A new state mandate requires all high schools in New York to provide
instruction of hands-only cardiopulmonary resuscitation (CPR) and
training in the use of automated external defibrillators (AEDs) to
students as part of the health education curriculum.
“This legislation will help ensure more New Yorkers are prepared
to perform CPR and by equipping our kids with this knowledge, we
can prevent unnecessary deaths,” said former Assemblyman Harvey
Weisenberg in 2014 after the bill he sponsored was signed into law
by Gov. Andrew Cuomo.
The regulation went into last month after approval by the Board of
Regents in September.
What does this mean for schools?
Students must be provided with the hands-only CPR and AED training
before they graduate, including this year’s seniors, who will need
the training before graduation.
- Students only need to be provided this instruction once
during their high school careers.
- Teachers administering the training are not required to be
certified in CPR or operation of AEDs.
- Schools can choose to provide comprehensive CPR
instruction provided by a certified instructor.

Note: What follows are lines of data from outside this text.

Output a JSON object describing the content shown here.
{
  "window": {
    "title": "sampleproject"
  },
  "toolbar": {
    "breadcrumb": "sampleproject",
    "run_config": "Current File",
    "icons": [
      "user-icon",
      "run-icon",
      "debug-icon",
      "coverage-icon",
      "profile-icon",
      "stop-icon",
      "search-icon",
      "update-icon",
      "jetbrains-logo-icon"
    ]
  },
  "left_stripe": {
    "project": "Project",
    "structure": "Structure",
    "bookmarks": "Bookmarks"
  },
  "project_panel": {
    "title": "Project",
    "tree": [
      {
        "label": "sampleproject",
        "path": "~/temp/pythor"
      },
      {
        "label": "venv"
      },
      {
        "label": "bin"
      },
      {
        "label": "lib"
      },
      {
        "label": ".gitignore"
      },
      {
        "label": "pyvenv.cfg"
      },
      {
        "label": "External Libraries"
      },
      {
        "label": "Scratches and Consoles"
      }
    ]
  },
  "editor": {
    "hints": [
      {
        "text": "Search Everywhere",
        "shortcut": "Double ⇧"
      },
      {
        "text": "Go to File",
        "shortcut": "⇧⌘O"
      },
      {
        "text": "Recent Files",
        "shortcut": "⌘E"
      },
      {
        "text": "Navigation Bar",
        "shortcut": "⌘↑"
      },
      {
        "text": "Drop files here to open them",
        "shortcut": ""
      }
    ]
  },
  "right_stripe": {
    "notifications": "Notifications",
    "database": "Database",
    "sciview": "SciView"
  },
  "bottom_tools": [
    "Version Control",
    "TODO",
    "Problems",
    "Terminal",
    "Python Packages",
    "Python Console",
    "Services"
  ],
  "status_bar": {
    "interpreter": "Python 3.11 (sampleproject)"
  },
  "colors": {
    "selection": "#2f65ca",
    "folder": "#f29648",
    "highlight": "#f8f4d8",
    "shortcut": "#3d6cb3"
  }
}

What must be included in the instruction?
Instruction should be based on a nationally recognized program
that uses the most current hands-only CPR guidelines issued by the
American Heart Association (or equivalent organization);
- Students will be taught to recognize the signs of possible
cardiac arrest and call 911.
- Instructors must provide students with hands-on
opportunities to demonstrate the skills needed and
compressions necessary to perform hands-only CPR.
- Instructors must provide students with awareness about the
use of an AED, including showing what an AED looks like and
where it is located, as well as demonstrating the AED.
What is hands-only CPR and why is conventional CPR not required?
Hands-only CPR involves only chest compressions; no rescue breaths
(mouth-to-mouth resuscitation) are necessary. According to the
American Heart Association, CPR can more than double a person’s
chances of survival, and studies show that people receiving
hands-only CPR are as likely to survive as those receiving
conventional CPR with rescue breaths.
What is an automated external defibrillator (AED)?
An automated external defibrillator (AED) is a portable device
that checks the heart rhythm and can send an electric shock to the
heart to try to restore a normal rhythm.